The Perfectly Legal Inequalities of the Rigged American Education System

Nowhere are Americans more aware of the system rigged against them than in education: which is why the Varsity Blues corruption scandal resonated so widely with the general public.

The real scandal, as always, is not what is illegal: it is what is legal. We’ve put together a partial list of the ways the American education system is rigged in favor of the rich and powerful.

Inequality begins in kindergarten, where the rich children go to school and the poor children do not. This is partly because, in most states, child care costs more than tuition at state universities. The result? The gap between the math and reading skills of rich and poor children has been widening for decades.
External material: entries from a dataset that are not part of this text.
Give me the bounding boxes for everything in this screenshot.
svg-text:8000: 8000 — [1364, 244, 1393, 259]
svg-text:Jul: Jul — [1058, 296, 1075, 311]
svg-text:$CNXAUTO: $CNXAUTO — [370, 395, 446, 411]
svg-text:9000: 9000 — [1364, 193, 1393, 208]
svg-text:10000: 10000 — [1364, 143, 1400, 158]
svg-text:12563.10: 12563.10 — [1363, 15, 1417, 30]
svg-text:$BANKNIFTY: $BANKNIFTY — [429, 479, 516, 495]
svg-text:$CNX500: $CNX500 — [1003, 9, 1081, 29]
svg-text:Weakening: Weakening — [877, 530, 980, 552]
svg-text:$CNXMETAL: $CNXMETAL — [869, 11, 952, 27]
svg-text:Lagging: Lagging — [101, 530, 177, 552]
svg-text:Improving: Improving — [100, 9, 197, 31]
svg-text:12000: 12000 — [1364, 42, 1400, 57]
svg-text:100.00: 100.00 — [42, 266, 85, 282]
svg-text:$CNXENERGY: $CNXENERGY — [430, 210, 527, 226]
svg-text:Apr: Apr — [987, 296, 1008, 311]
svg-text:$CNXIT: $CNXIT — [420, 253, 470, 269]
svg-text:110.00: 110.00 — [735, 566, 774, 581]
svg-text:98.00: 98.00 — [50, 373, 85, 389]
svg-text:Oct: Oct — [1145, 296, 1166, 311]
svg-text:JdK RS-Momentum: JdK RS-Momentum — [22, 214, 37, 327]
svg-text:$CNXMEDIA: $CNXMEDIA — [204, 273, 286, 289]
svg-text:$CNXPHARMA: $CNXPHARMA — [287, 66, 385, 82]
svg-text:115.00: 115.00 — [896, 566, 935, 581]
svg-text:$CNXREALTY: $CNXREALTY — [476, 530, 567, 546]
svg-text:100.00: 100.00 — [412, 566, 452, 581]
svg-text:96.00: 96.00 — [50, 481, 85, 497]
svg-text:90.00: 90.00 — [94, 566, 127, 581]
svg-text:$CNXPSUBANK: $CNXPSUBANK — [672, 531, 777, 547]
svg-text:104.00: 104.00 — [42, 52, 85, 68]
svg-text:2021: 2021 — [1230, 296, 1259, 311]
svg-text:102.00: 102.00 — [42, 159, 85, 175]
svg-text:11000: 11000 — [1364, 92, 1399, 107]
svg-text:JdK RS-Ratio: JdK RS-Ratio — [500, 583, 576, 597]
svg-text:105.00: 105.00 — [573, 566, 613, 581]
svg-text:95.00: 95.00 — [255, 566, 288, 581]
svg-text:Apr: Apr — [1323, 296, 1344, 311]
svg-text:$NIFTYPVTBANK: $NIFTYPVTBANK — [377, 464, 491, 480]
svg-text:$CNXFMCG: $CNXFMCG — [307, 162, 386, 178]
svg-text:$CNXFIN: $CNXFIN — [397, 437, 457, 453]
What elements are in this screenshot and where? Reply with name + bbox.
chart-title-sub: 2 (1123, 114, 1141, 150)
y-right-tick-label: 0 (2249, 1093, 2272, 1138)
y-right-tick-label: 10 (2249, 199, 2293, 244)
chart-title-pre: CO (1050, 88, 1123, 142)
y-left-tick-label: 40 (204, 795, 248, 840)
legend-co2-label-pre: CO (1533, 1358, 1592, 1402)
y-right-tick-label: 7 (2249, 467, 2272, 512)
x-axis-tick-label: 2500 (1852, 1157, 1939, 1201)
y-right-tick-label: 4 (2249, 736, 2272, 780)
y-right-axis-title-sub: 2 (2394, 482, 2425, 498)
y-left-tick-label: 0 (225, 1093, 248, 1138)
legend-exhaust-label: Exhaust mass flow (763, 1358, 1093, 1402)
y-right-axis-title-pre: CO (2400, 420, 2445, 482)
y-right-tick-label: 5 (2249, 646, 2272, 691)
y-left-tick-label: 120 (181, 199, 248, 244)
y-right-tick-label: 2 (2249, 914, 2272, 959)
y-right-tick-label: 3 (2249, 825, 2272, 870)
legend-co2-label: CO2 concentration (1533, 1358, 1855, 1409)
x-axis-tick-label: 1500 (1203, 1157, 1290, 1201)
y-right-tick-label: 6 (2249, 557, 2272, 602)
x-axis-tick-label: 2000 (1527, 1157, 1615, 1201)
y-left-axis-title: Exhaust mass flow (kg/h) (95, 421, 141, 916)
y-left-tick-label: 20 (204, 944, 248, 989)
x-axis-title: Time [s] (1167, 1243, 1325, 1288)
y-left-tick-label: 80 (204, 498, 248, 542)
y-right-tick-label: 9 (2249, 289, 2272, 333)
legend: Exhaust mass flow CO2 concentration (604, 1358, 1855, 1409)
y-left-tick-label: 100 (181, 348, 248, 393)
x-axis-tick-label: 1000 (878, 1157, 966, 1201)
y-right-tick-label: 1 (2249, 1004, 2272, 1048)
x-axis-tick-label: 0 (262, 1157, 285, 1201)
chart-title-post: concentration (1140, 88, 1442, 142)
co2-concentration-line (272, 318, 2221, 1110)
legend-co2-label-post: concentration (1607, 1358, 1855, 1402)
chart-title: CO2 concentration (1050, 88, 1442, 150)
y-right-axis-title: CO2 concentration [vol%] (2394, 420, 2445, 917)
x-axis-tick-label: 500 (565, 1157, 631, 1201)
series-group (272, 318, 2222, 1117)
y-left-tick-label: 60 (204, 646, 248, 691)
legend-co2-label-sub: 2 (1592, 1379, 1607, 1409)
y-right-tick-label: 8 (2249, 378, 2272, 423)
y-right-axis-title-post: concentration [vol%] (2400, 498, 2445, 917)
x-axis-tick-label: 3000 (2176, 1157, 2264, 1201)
  • Once school starts, white students receive $2,226 more per year than students of color, thanks to locally funded education systems. Disadvantaged students end up 3-4 years behind their more affluent peers. Of course, the wealthiest families bypass the public education system entirely and spend tens of thousands of dollars a year educating their children privately. They also dominate selective public schools.
  • enter college is easier for wealthier kids, who have the benefit of $200 an hour tutoring. Wealthy kids are also orders of magnitude more likely to be recruited into elite institutions. Add in legacy admissions and other ways to buy your way to selective colleges, and the result is that students in the 1% are 77 times more likely to attend an Ivy League school than students from winning families. less than $30,000 per year.
  • College is largely unaffordable for the poor, who are also excluded from the pervasive institution of unpaid internships. The wealthy, meanwhile, benefit from massive tax expenditures subsidizing their tuition fees.

Why is this important: Unequal educational opportunity not only robs the economy of trillions of dollars of untapped human capital. Its ubiquity and visibility also make it fertile ground for resentment and corruption anxiety among the 99%.